ASIA/EAST TIMOR - East Timor’s president makes symbolic act of forgiveness towards pro-Indonesia militia guilty of being involved in massacres following referendum on independence

Tuesday, 25 May 2004

Dili (Fides Service) - An act of clemency to promote national reconciliation: this was the intention of East Timor’s President Xanana Gusmao when he reduced a sentence issued by a Special Panel for Serious Crimes to three pro-Indonesian militiamen 1999 convicted of murder following the referendum with which the people of East Timor chose to be independent from Indonesia.

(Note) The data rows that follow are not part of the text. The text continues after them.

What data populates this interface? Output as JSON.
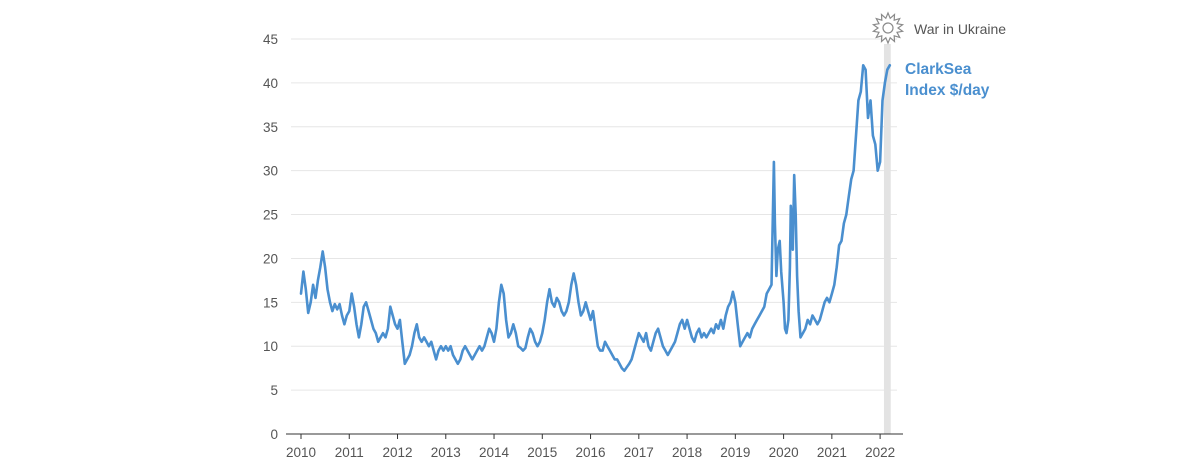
{
  "chart_data": {
    "type": "line",
    "title": "",
    "xlabel": "",
    "ylabel": "",
    "ylim": [
      0,
      45
    ],
    "yticks": [
      0,
      5,
      10,
      15,
      20,
      25,
      30,
      35,
      40,
      45
    ],
    "xlim": [
      2010,
      2022.35
    ],
    "xticks": [
      "2010",
      "2011",
      "2012",
      "2013",
      "2014",
      "2015",
      "2016",
      "2017",
      "2018",
      "2019",
      "2020",
      "2021",
      "2022"
    ],
    "grid": true,
    "series": [
      {
        "name": "ClarkSea Index $/day",
        "label_lines": [
          "ClarkSea",
          "Index $/day"
        ],
        "color": "#4a8fcf",
        "points": [
          [
            2010.0,
            16.0
          ],
          [
            2010.05,
            18.5
          ],
          [
            2010.1,
            16.5
          ],
          [
            2010.15,
            13.8
          ],
          [
            2010.2,
            15.0
          ],
          [
            2010.25,
            17.0
          ],
          [
            2010.3,
            15.5
          ],
          [
            2010.35,
            17.5
          ],
          [
            2010.4,
            19.0
          ],
          [
            2010.45,
            20.8
          ],
          [
            2010.5,
            19.0
          ],
          [
            2010.55,
            16.5
          ],
          [
            2010.6,
            15.0
          ],
          [
            2010.65,
            14.0
          ],
          [
            2010.7,
            14.8
          ],
          [
            2010.75,
            14.2
          ],
          [
            2010.8,
            14.8
          ],
          [
            2010.85,
            13.5
          ],
          [
            2010.9,
            12.5
          ],
          [
            2010.95,
            13.5
          ],
          [
            2011.0,
            14.0
          ],
          [
            2011.05,
            16.0
          ],
          [
            2011.1,
            14.5
          ],
          [
            2011.15,
            12.5
          ],
          [
            2011.2,
            11.0
          ],
          [
            2011.25,
            12.5
          ],
          [
            2011.3,
            14.5
          ],
          [
            2011.35,
            15.0
          ],
          [
            2011.4,
            14.0
          ],
          [
            2011.45,
            13.0
          ],
          [
            2011.5,
            12.0
          ],
          [
            2011.55,
            11.5
          ],
          [
            2011.6,
            10.5
          ],
          [
            2011.65,
            11.0
          ],
          [
            2011.7,
            11.5
          ],
          [
            2011.75,
            11.0
          ],
          [
            2011.8,
            12.0
          ],
          [
            2011.85,
            14.5
          ],
          [
            2011.9,
            13.5
          ],
          [
            2011.95,
            12.5
          ],
          [
            2012.0,
            12.0
          ],
          [
            2012.05,
            13.0
          ],
          [
            2012.1,
            10.5
          ],
          [
            2012.15,
            8.0
          ],
          [
            2012.2,
            8.5
          ],
          [
            2012.25,
            9.0
          ],
          [
            2012.3,
            10.0
          ],
          [
            2012.35,
            11.5
          ],
          [
            2012.4,
            12.5
          ],
          [
            2012.45,
            11.0
          ],
          [
            2012.5,
            10.5
          ],
          [
            2012.55,
            11.0
          ],
          [
            2012.6,
            10.5
          ],
          [
            2012.65,
            10.0
          ],
          [
            2012.7,
            10.5
          ],
          [
            2012.75,
            9.5
          ],
          [
            2012.8,
            8.5
          ],
          [
            2012.85,
            9.5
          ],
          [
            2012.9,
            10.0
          ],
          [
            2012.95,
            9.5
          ],
          [
            2013.0,
            10.0
          ],
          [
            2013.05,
            9.5
          ],
          [
            2013.1,
            10.0
          ],
          [
            2013.15,
            9.0
          ],
          [
            2013.2,
            8.5
          ],
          [
            2013.25,
            8.0
          ],
          [
            2013.3,
            8.5
          ],
          [
            2013.35,
            9.5
          ],
          [
            2013.4,
            10.0
          ],
          [
            2013.45,
            9.5
          ],
          [
            2013.5,
            9.0
          ],
          [
            2013.55,
            8.5
          ],
          [
            2013.6,
            9.0
          ],
          [
            2013.65,
            9.5
          ],
          [
            2013.7,
            10.0
          ],
          [
            2013.75,
            9.5
          ],
          [
            2013.8,
            10.0
          ],
          [
            2013.85,
            11.0
          ],
          [
            2013.9,
            12.0
          ],
          [
            2013.95,
            11.5
          ],
          [
            2014.0,
            10.5
          ],
          [
            2014.05,
            12.0
          ],
          [
            2014.1,
            15.0
          ],
          [
            2014.15,
            17.0
          ],
          [
            2014.2,
            16.0
          ],
          [
            2014.25,
            13.0
          ],
          [
            2014.3,
            11.0
          ],
          [
            2014.35,
            11.5
          ],
          [
            2014.4,
            12.5
          ],
          [
            2014.45,
            11.5
          ],
          [
            2014.5,
            10.0
          ],
          [
            2014.55,
            9.8
          ],
          [
            2014.6,
            9.5
          ],
          [
            2014.65,
            9.8
          ],
          [
            2014.7,
            11.0
          ],
          [
            2014.75,
            12.0
          ],
          [
            2014.8,
            11.5
          ],
          [
            2014.85,
            10.5
          ],
          [
            2014.9,
            10.0
          ],
          [
            2014.95,
            10.5
          ],
          [
            2015.0,
            11.5
          ],
          [
            2015.05,
            13.0
          ],
          [
            2015.1,
            15.0
          ],
          [
            2015.15,
            16.5
          ],
          [
            2015.2,
            15.0
          ],
          [
            2015.25,
            14.5
          ],
          [
            2015.3,
            15.5
          ],
          [
            2015.35,
            15.0
          ],
          [
            2015.4,
            14.0
          ],
          [
            2015.45,
            13.5
          ],
          [
            2015.5,
            14.0
          ],
          [
            2015.55,
            15.0
          ],
          [
            2015.6,
            17.0
          ],
          [
            2015.65,
            18.3
          ],
          [
            2015.7,
            17.0
          ],
          [
            2015.75,
            15.0
          ],
          [
            2015.8,
            13.5
          ],
          [
            2015.85,
            14.0
          ],
          [
            2015.9,
            15.0
          ],
          [
            2015.95,
            14.0
          ],
          [
            2016.0,
            13.0
          ],
          [
            2016.05,
            14.0
          ],
          [
            2016.1,
            12.0
          ],
          [
            2016.15,
            10.0
          ],
          [
            2016.2,
            9.5
          ],
          [
            2016.25,
            9.5
          ],
          [
            2016.3,
            10.5
          ],
          [
            2016.35,
            10.0
          ],
          [
            2016.4,
            9.5
          ],
          [
            2016.45,
            9.0
          ],
          [
            2016.5,
            8.5
          ],
          [
            2016.55,
            8.5
          ],
          [
            2016.6,
            8.0
          ],
          [
            2016.65,
            7.5
          ],
          [
            2016.7,
            7.2
          ],
          [
            2016.75,
            7.6
          ],
          [
            2016.8,
            8.0
          ],
          [
            2016.85,
            8.5
          ],
          [
            2016.9,
            9.5
          ],
          [
            2016.95,
            10.5
          ],
          [
            2017.0,
            11.5
          ],
          [
            2017.05,
            11.0
          ],
          [
            2017.1,
            10.5
          ],
          [
            2017.15,
            11.5
          ],
          [
            2017.2,
            10.0
          ],
          [
            2017.25,
            9.5
          ],
          [
            2017.3,
            10.5
          ],
          [
            2017.35,
            11.5
          ],
          [
            2017.4,
            12.0
          ],
          [
            2017.45,
            11.0
          ],
          [
            2017.5,
            10.0
          ],
          [
            2017.55,
            9.5
          ],
          [
            2017.6,
            9.0
          ],
          [
            2017.65,
            9.5
          ],
          [
            2017.7,
            10.0
          ],
          [
            2017.75,
            10.5
          ],
          [
            2017.8,
            11.5
          ],
          [
            2017.85,
            12.5
          ],
          [
            2017.9,
            13.0
          ],
          [
            2017.95,
            12.0
          ],
          [
            2018.0,
            13.0
          ],
          [
            2018.05,
            12.0
          ],
          [
            2018.1,
            11.0
          ],
          [
            2018.15,
            10.5
          ],
          [
            2018.2,
            11.5
          ],
          [
            2018.25,
            12.0
          ],
          [
            2018.3,
            11.0
          ],
          [
            2018.35,
            11.5
          ],
          [
            2018.4,
            11.0
          ],
          [
            2018.45,
            11.5
          ],
          [
            2018.5,
            12.0
          ],
          [
            2018.55,
            11.5
          ],
          [
            2018.6,
            12.5
          ],
          [
            2018.65,
            12.0
          ],
          [
            2018.7,
            13.0
          ],
          [
            2018.75,
            12.0
          ],
          [
            2018.8,
            13.5
          ],
          [
            2018.85,
            14.5
          ],
          [
            2018.9,
            15.0
          ],
          [
            2018.95,
            16.2
          ],
          [
            2019.0,
            15.0
          ],
          [
            2019.05,
            12.5
          ],
          [
            2019.1,
            10.0
          ],
          [
            2019.15,
            10.5
          ],
          [
            2019.2,
            11.0
          ],
          [
            2019.25,
            11.5
          ],
          [
            2019.3,
            11.0
          ],
          [
            2019.35,
            12.0
          ],
          [
            2019.4,
            12.5
          ],
          [
            2019.45,
            13.0
          ],
          [
            2019.5,
            13.5
          ],
          [
            2019.55,
            14.0
          ],
          [
            2019.6,
            14.5
          ],
          [
            2019.65,
            16.0
          ],
          [
            2019.7,
            16.5
          ],
          [
            2019.75,
            17.0
          ],
          [
            2019.8,
            31.0
          ],
          [
            2019.82,
            24.0
          ],
          [
            2019.85,
            18.0
          ],
          [
            2019.88,
            21.0
          ],
          [
            2019.92,
            22.0
          ],
          [
            2019.95,
            18.5
          ],
          [
            2020.0,
            15.0
          ],
          [
            2020.03,
            12.0
          ],
          [
            2020.06,
            11.5
          ],
          [
            2020.1,
            13.0
          ],
          [
            2020.13,
            19.0
          ],
          [
            2020.15,
            26.0
          ],
          [
            2020.17,
            24.0
          ],
          [
            2020.19,
            21.0
          ],
          [
            2020.22,
            29.5
          ],
          [
            2020.25,
            25.0
          ],
          [
            2020.28,
            18.0
          ],
          [
            2020.31,
            14.0
          ],
          [
            2020.35,
            11.0
          ],
          [
            2020.4,
            11.5
          ],
          [
            2020.45,
            12.0
          ],
          [
            2020.5,
            13.0
          ],
          [
            2020.55,
            12.5
          ],
          [
            2020.6,
            13.5
          ],
          [
            2020.65,
            13.0
          ],
          [
            2020.7,
            12.5
          ],
          [
            2020.75,
            13.0
          ],
          [
            2020.8,
            14.0
          ],
          [
            2020.85,
            15.0
          ],
          [
            2020.9,
            15.5
          ],
          [
            2020.95,
            15.0
          ],
          [
            2021.0,
            16.0
          ],
          [
            2021.05,
            17.0
          ],
          [
            2021.1,
            19.0
          ],
          [
            2021.15,
            21.5
          ],
          [
            2021.2,
            22.0
          ],
          [
            2021.25,
            24.0
          ],
          [
            2021.3,
            25.0
          ],
          [
            2021.35,
            27.0
          ],
          [
            2021.4,
            29.0
          ],
          [
            2021.45,
            30.0
          ],
          [
            2021.5,
            34.0
          ],
          [
            2021.55,
            38.0
          ],
          [
            2021.6,
            39.0
          ],
          [
            2021.65,
            42.0
          ],
          [
            2021.7,
            41.5
          ],
          [
            2021.75,
            36.0
          ],
          [
            2021.8,
            38.0
          ],
          [
            2021.85,
            34.0
          ],
          [
            2021.9,
            33.0
          ],
          [
            2021.95,
            30.0
          ],
          [
            2022.0,
            31.0
          ],
          [
            2022.05,
            38.0
          ],
          [
            2022.1,
            40.0
          ],
          [
            2022.15,
            41.5
          ],
          [
            2022.2,
            42.0
          ]
        ]
      }
    ],
    "annotations": [
      {
        "text": "War in Ukraine",
        "icon": "explosion-icon",
        "x_start": 2022.08,
        "x_end": 2022.22
      }
    ]
  }
}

Speaking on the 2nd anniversary of the new country, the President said his decision was “symbolic act of forgiveness”. In the massacre at Los Palos for which the three men were found guilty and sentenced, a priest and two women religious were among those killed. In Dili the Special Panel for Serious Crimes, under the aegis of the United Nations has brought charges against 380 persons. However, most of them, including General Wiranto today a candidate for presidency, are in Indonesia which refuses to extradite the suspected criminals.
Ongoing commitment to promote ever deeper national reconciliation in East Timor was also taken recently by the newly appointed Bishop of di Dili, Bishop Alberto Ricardo da Silva, who told Fides: “This has always been a priority commitment for the Church in East Timor, especially in times of difficulty and crisis. Today there is need of an even greater effort to guarantee this young democracy a solid basis for harmony and peace”. Bishop Da Silva, appointed by Pope John Paul II on 27 February, was ordained in Dili cathedral on May 2.
“I have great hope that the future for East Timor will be bright despite the difficulties of this period of transition. The people are also full of hope and optimism especially our young people who make up a greater part of the population. The Church is flourishing with many vocations and this is encouraging ” Bishop Da Silva told Fides
Thousands fled East Timor to escape the violence between pro-independence and pro-Indonesia militia groups following the referendum on secession in September 1999. Many have returned but many others known to be pro-Indonesia chose to remain in Indonesian territory for fear of acts of retaliation. This explains the difficulties encountered in the process of reconciliation in East Timor and the reason for the Special Panel for Serious Crimes under the aegis of the United Nations to investigate war crimes.
The Democratic Republic of East Timor came into being on 20 May 2002 after a period of temporary administration by the United Nations. With a population 95% professed Catholics East Timor is the Asian country with the highest concentration of Catholics. The Church plays an important role in the formation of consciences of East Timor citizens. Today the country is working at all levels at “national dialogue” on themes of justice and reconciliation involving members of parliament, social and political organisations, representatives of the local Church. In fact the East Timor’s Catholic Bishops have always stressed the necessity of “forgiveness in truth and justice”, as a basis to strengthen national unity.